Andrea Lawlor – Paul Takes the Form of a Mortal Girl

Andrea Lawlor - Paul Takes The Form Of A Mortal Girl 02

„Like a shark, Paul had to keep moving. He slept only when necessary. He had business with the world, codes to crack, so many questions. Tonight, for example, Paul needed to know what fucking was like for girls.“

Es sind die frühen 90er, anything goes. Besonders wenn man wie Paul ein Gestaltwandler ist. Das klingt natürlich erst einmal nach Fantasy oder Scifi, ist es aber beides nicht. Lawlor nutzt die mythische Figur des Gestaltwandlers, um entspannt, aber nie oberflächlich, über Identität und das Oszillieren zwischen den Geschlechtern zu philosophieren. Und ganz nebenbei werden dabei dankenswerterweise auch die banalen Aspekte dieser einzigartigen Fähigkeit thematisiert. Das ist Camp, das ist Theorie, das ist eine echt spannende Lektüre.

Paul Takes The Form Of A Mortal Girl folgt keiner stringenten Handlung, das Buch lebt viel mehr von einer gewissen Coolness. Nicht umsonst haben gewitzte Marketingmenschen die Worte „Tight, Deep, Hot, Smut“ auf das Cover gepackt. Paul liest feministische Ikonen wie Irigaray und Audre Lorde, ist ein Flaneur, schreibt Zines und hin und wieder stellt er sich auch vor, wie die androgyne Göttin und Mutter des Punkrock Patti Smith abwechselnd mit ihrem künstlerischen Seelenverwandten Robert Mapplethorpe in seinen Mund urinieren.
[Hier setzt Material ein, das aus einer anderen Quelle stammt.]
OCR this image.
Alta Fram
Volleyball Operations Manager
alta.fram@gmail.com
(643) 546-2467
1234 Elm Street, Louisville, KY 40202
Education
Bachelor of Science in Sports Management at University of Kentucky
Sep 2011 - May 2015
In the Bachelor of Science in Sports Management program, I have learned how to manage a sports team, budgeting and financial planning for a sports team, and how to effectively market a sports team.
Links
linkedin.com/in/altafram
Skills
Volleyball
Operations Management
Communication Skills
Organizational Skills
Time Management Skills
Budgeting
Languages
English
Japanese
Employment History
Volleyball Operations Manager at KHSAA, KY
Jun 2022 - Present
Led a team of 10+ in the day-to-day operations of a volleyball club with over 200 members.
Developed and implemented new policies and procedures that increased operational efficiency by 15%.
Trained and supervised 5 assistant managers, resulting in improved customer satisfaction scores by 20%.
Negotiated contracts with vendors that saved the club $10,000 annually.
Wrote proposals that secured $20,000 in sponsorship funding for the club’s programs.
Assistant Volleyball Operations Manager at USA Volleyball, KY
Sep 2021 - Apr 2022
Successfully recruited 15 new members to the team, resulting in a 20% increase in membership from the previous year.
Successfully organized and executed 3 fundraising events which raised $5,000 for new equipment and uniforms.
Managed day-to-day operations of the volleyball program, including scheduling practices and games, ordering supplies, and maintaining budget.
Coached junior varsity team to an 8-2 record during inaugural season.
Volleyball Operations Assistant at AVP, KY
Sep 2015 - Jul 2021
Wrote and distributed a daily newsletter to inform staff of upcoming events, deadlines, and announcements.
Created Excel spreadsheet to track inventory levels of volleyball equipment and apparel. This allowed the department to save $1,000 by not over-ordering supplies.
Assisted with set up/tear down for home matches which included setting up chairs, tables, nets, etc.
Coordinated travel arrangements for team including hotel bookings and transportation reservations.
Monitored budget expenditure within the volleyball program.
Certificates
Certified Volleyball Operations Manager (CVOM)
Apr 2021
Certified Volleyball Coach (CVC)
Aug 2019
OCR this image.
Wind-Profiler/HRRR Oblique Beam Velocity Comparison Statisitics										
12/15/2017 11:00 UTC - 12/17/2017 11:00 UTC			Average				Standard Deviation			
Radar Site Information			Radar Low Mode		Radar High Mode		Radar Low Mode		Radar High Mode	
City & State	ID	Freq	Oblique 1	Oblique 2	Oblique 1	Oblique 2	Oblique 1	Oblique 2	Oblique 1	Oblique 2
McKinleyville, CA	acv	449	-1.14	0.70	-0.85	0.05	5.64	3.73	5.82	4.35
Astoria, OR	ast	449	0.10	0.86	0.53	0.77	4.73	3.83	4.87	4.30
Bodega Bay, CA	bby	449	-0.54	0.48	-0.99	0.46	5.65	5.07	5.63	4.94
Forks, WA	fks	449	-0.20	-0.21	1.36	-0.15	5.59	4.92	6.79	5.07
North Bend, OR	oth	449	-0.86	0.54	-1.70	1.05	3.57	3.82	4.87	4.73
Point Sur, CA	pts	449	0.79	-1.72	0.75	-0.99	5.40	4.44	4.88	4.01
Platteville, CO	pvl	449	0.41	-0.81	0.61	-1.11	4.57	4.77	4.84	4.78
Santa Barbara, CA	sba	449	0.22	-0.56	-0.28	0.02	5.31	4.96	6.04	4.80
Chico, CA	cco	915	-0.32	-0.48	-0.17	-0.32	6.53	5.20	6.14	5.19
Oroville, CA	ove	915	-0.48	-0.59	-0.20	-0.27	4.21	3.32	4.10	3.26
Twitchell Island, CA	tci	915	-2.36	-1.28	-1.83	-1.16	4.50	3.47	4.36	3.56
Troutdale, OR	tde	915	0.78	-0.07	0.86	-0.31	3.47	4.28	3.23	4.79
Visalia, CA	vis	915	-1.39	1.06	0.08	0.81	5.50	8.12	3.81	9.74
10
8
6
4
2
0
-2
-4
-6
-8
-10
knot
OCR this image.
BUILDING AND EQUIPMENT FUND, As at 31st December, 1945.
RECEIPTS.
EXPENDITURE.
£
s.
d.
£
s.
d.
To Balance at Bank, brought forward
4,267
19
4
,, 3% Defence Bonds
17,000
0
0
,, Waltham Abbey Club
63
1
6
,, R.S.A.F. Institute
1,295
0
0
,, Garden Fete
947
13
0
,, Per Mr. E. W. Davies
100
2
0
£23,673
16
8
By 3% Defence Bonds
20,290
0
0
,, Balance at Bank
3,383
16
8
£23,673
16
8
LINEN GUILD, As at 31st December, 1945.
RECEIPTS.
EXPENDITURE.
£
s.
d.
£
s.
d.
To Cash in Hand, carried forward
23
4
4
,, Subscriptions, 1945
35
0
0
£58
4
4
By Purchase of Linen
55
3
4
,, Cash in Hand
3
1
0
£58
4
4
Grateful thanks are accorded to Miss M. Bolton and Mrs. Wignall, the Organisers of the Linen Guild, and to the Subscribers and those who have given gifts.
Und wenn er damit nicht beschäftigt ist, hört er Musikkassetten, sitzt in Cafés oder cruist durch die Lederbars, wo er an den Pissoirs mit seinem modifizierten Geschlecht zu beeindrucken weiß. Das Buch scheut sich aber auch nicht Ernstes zu thematisieren wie beispielsweise die AIDS Epidemie, die sich im Hintergrund durch den Text zieht oder die Problematik eines radikal essentialistischen Feminismus.

Als Polly datet Paul Diane – deren Name nicht umsonst an die Amazonenprinzessin Diana Prince erinnert, die auf einer Insel voller Frauen aufgewachsen ist. Als Diane hinter Pollys Geheimnis kommt, ist sie davon überzeugt, dass Polly schon immer eine Frau war – weil Polly wie eine Frau riecht. Dass sie auch ein Mann ist, verunsichert Diane. Paul beginnt in der Gestalt von Polly aber auch wie eine Frau zu empfinden. Geschlecht – ein gesellschaftliches Konstrukt oder biologisches Schicksal? Gemeinsam besuchen die beiden ein feministisches Festival, auf dem Männer nicht willkommen sind. Hier muss Polly den männlichen Teil ihrer Identität verheimlichen. Männer sind – egal wie fortschrittlich sie auch denken mögen – letzten Endes eben nur das und dementsprechend nicht willkommen. Paul verkörpert jedoch eine Vielzahl an Personen. Nicht immer sympathisch, aber immer menschlich. Jeder Versuch, ihn zu beschränken oder einzukreisen, ist deshalb zum Scheitern verurteilt.

Wer sich an Thomas Meinecke und der gnadenlosen Verhandlung von Theorie und Lebensrealität erinnert fühlt, hat vermutlich recht. Glücklicherweise bleibt Paul Takes The Form Of A Mortal Girl aber immer lesbar und bereitet dem Leser keine unnötigen Kopfschmerzen. Gut möglich, dass das Buch zur queeren Bibel der 90er wird. Und ja, das ist natürlich alles super amerikanisch, aber davon ist der queere Diskurs ja so oder so geprägt.